If such a sophisticated plot seems beyond North Korea’s capabilities, in recent years an alleged North Korean spy tried to obtain confidential records of the Seoul railway system. The railway uses the same PLC industrial software that was targeted by Stuxnet, a worm that damaged nuclear centrifuges in Iran in 2010. And in 2009, someone from North Korea penetrated the South Korean military network in an attempt to obtain the locations of toxic chemical manufacturers, according to the Washington Post.
The two Koreas provide a classic study. South Korea has high-speed Internet access reaching ninety-five percent of its citizenry — the highest rate of any nation today. With this national emphasis on connectivity, South Koreans typical store their medical records digitally as well as bank and shop online. This makes there networks more vulnerable to attacks: there are personal assets associated with those networks.
By contrast North Korea has very little Internet connectivity, and is therefore not as vulnerable to outside online attacks. Who would attack North Korea’s Internet? By strongly restricting who has access to the Internet, North Korea can focus its limited resources on a few universities that may be the launch point for the recent cyber attacks, currently focused on their neighbor and rival South Korea but someday could be used on countries in the West. Generically, these are called asymmetric threats, in which David is virtually equal to Goliath.

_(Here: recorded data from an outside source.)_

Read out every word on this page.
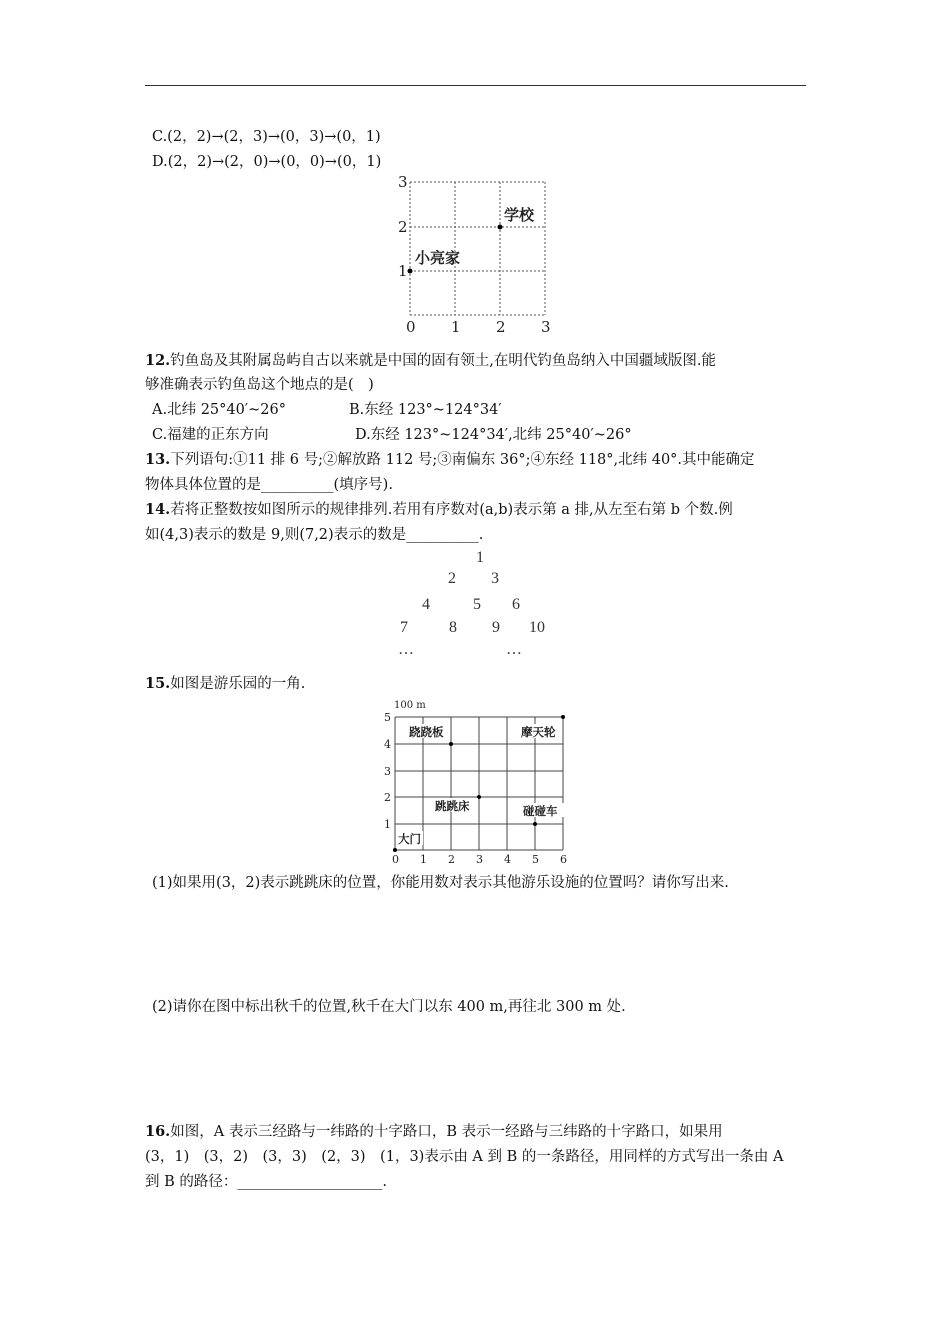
C.(2，2)→(2，3)→(0，3)→(0，1)
D.(2，2)→(2，0)→(0，0)→(0，1)
3
2
1
0 1 2 3
学校
小亮家
12.钓鱼岛及其附属岛屿自古以来就是中国的固有领土,在明代钓鱼岛纳入中国疆域版图.能
够准确表示钓鱼岛这个地点的是(　)
A.北纬 25°40′~26°	B.东经 123°~124°34′
C.福建的正东方向	D.东经 123°~124°34′,北纬 25°40′~26°
13.下列语句:①11 排 6 号;②解放路 112 号;③南偏东 36°;④东经 118°,北纬 40°.其中能确定
物体具体位置的是__________(填序号).
14.若将正整数按如图所示的规律排列.若用有序数对(a,b)表示第 a 排,从左至右第 b 个数.例
如(4,3)表示的数是 9,则(7,2)表示的数是__________.
1
2 3
4	5 6
7	8 9 10
…	…
15.如图是游乐园的一角.
100 m
5
4
3
2
1
0 1 2 3 4 5 6
跷跷板	摩天轮
跳跳床	碰碰车
大门
(1)如果用(3，2)表示跳跳床的位置，你能用数对表示其他游乐设施的位置吗？请你写出来.
(2)请你在图中标出秋千的位置,秋千在大门以东 400 m,再往北 300 m 处.
16.如图，A 表示三经路与一纬路的十字路口，B 表示一经路与三纬路的十字路口，如果用
(3，1)　(3，2)　(3，3)　(2，3)　(1，3)表示由 A 到 B 的一条路径，用同样的方式写出一条由 A
到 B 的路径：____________________.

Something similar is happening with Iran. This week F-Secure and other sites reported that someone in Iran created a digital certificate through the Dutch certificate authority Diginotar for *.google.com properties. This would include mail.google.com (Gmail), docs.google.com (Google Docs), and plus.google.com (Google Plus). As the F-Secure blog points out, a nation or very large ISP would have to direct all its Google traffic through this particular certificate authority. While this would affect only users within Iran, it nonetheless is much simpler solution than creating a vast spy network to eavesdrop on the email of millions of people. The work of a few criminal hackers could equal the resources of a vast agency.

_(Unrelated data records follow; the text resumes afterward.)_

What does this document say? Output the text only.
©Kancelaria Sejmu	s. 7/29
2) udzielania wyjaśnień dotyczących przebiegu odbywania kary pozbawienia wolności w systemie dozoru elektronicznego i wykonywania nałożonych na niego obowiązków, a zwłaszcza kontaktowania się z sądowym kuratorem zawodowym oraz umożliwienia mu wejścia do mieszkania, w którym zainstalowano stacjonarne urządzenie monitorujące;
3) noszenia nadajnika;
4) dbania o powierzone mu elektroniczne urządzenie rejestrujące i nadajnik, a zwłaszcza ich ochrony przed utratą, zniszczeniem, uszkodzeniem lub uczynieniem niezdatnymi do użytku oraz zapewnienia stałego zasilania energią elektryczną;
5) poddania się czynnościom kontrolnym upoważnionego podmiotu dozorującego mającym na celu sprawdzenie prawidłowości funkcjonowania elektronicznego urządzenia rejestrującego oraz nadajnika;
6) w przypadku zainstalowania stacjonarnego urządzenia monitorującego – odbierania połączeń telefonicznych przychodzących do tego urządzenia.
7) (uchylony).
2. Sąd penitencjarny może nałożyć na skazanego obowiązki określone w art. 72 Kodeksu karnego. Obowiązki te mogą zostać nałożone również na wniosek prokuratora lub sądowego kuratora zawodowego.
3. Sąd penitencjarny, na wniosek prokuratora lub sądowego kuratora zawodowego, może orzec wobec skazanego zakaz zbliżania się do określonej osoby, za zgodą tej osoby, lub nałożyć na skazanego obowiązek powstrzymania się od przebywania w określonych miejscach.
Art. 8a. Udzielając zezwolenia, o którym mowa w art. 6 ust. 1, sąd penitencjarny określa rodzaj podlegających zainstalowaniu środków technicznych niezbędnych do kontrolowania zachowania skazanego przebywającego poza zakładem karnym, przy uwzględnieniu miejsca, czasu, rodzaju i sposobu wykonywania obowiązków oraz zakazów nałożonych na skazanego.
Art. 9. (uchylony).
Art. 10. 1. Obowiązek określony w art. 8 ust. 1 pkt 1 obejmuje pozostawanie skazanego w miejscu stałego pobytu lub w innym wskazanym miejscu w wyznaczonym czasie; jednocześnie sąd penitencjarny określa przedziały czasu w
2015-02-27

But shutting down bank services or forging a certificate authority is just the beginning. The United States and other nations have traditionally focused on threats from land, sea, and air—countries without those resources were considered less of a threat. But with cyber resources increasingly making all things virtually equal, the threat to our infrastructure could now come from anywhere. Are we thinking outside the box yet?

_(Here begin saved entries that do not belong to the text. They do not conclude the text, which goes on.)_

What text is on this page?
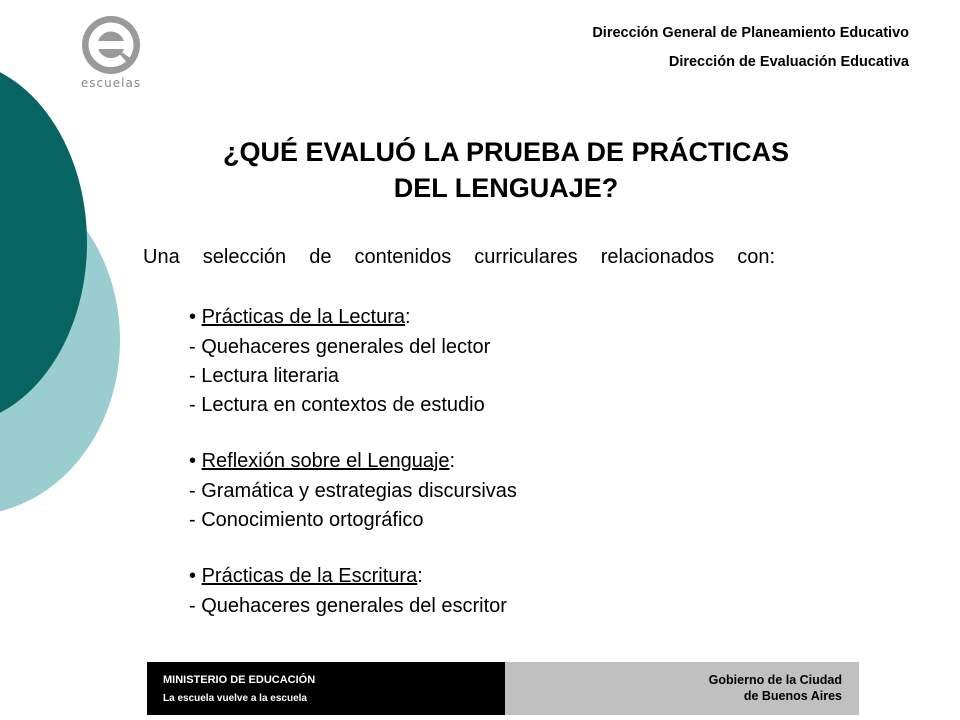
escuelas
Dirección General de Planeamiento Educativo
Dirección de Evaluación Educativa
¿QUÉ EVALUÓ LA PRUEBA DE PRÁCTICAS
DEL LENGUAJE?
Una selección de contenidos curriculares relacionados con:
• Prácticas de la Lectura:
- Quehaceres generales del lector
- Lectura literaria
- Lectura en contextos de estudio
• Reflexión sobre el Lenguaje:
- Gramática y estrategias discursivas
- Conocimiento ortográfico
• Prácticas de la Escritura:
- Quehaceres generales del escritor
MINISTERIO DE EDUCACIÓN
La escuela vuelve a la escuela
Gobierno de la Ciudad
de Buenos Aires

With the active implementation of IPv6, just about every gadget in the universe will have its own IP address. This will increase our dependence on these new gadgets many fold. Except device manufacturers aren’t yet thinking defensively. They’re not thinking about North Korea or Iran attacking their specific gadget—they’re only thinking about next generation’s new product features.
The PC-based security industry is pretty-well equipped to deflect Denial of Service (DoS) attacks, to detect malware, and to keep networks open by distributing loads and diversifying the location of data (think the Cloud). But the device manufacturers who are increasingly linking to the Internet, and who will soon have no excuse not to connect once all the addresses in IPv6 becomes widely available, aren’t really prepared. Instead of just stopping our ATM or online payment services for a few days or reading our Gmail, or even shutting down parts of the electrical grid, someone could just as easily remotely tinker with a medical device, crash our digital TVs, or even muck around with the antilock brake system on our new cars. A DoS on a medical device or a speeding car could cost lives.
Protecting these devices from the start and protecting them at the chip level needs to be a priority. But do we really need a full-scale cyber attack to make that so?